Cathay Pacific said it is looking into why passengers were stuck for hours on the tarmac at JFK International Airport in New York after a major snowstorm walloped the northeastern United States.
Passengers on one flight from Vancouver did not deplane until about 12 hours after the flight had landed.
"It wasn’t fun with three children sitting there," said Vincent Butcher. "We were already delayed three or four hours getting onto the plane. And then once we arrived, to have to sit there for 12 hours wasn’t the best."
Butcher told CNN his family was forced to wait again once they were off the plane because there was no one available to help them track down their luggage.
Passengers on another Cathay Pacific flight from Vancouver were stuck for about 7½ hours.
"We were all kind of in the dark," said Amber Hui. "We still don't know exactly what happened. We saw the story on CNN when we were in the customs lineup. It was a lot more than we knew. We were hearing about another plane in front of us that had been waiting for longer."
Hui said it took a few more hours to get though customs after passengers finally got off the plane.
Gus Whitcomb, a spokesman for Cathay Pacific, said the problem was that when the flights arrived, no gates were available.
"We’re going to have to go back and look at the circumstances that surrounds that," Whitcomb said.

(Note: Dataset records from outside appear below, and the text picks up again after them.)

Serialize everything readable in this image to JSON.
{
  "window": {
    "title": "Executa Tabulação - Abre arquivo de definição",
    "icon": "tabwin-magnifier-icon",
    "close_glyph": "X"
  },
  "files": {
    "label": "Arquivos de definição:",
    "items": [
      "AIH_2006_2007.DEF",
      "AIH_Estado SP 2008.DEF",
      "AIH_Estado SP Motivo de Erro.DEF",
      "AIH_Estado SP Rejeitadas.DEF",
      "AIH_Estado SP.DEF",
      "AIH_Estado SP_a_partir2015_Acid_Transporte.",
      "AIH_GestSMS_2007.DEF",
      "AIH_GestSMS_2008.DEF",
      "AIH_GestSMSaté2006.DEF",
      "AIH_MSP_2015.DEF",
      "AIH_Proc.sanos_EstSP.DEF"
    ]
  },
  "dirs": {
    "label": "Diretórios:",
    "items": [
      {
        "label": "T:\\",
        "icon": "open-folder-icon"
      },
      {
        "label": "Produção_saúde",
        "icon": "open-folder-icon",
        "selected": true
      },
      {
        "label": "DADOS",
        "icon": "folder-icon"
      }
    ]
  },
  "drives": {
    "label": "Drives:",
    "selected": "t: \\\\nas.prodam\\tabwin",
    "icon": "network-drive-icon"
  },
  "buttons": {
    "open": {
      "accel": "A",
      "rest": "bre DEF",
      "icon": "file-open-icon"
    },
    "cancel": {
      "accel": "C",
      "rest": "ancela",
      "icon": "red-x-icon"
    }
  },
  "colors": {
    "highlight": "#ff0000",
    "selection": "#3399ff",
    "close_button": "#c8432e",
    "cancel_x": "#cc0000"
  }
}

"We have some passengers who were kept on the tarmac far longer than was acceptable. We apologize to them and we're going to do what we can to make that right," he said.
Whitcomb said that because of the ramp conditions, they could not use buses to take the passengers off the plane. He added they would also be looking at possible compensation.
Air travel in the country's busiest, most crowded airspace nearly shut down completely after the storm socked the U.S. northeast with more than 60 centimetres of snow on a holiday weekend, plaguing travellers.
New York's LaGuardia airport and JFK began to receive inbound flights Monday night, while Newark, N.J., began receiving inbound flights Tuesday morning.
Nearly 1,500 flights were cancelled at all three airports during the storm and all three reported delays Tuesday afternoon.
New York City digs out
Meanwhile, crews in New York City were still working to dig out from the blizzard that dumped 51 centimetres of snow in Central Park.
The storm was sprawling and fickle, dropping 73 centimetres on Staten Island, 81 centimetres on Rahway, N.J., about 30 centimetres on Philadelphia and 48 centimetres in South Boston, according to the U.S. National Weather Service.
In New York, outer-borough residents complained of a sluggish response by snowplow crews who hadn't finished clearing the streets. State Senator Carl Kruger, a Democrat who represents Brooklyn, called the city's response a "colossal failure."
Fire officials said the unplowed streets and abandoned cars made it harder to respond to emergencies, including a five-alarm, wind-whipped blaze at a Queens apartment building Monday night.
Mayor Michael Bloomberg defended the city's cleanup effort, saying the crews were hindered by abandoned cars on the streets.
"There's no reason for everybody to panic," he said. "Our city is doing exactly what you'd want it to do."
After spending Sunday night tossing and turning on airport floors, thousands of bleary-eyed travellers spent Monday standing in lines, begging for flights, fighting for taxis and hunting for hotel rooms.
The storm wreaked havoc on almost every form of conveyance, from the buses at the country's busiest terminal near Times Square to the region's usually punctual commuter trains.
Little problems quickly snowballed: On New Jersey's Garden State Parkway, a motorist struggled to find the shoulder of the road after his wife went into labour, causing a traffic jam that eventually stranded 30 vehicles, state trooper Chris Menello said.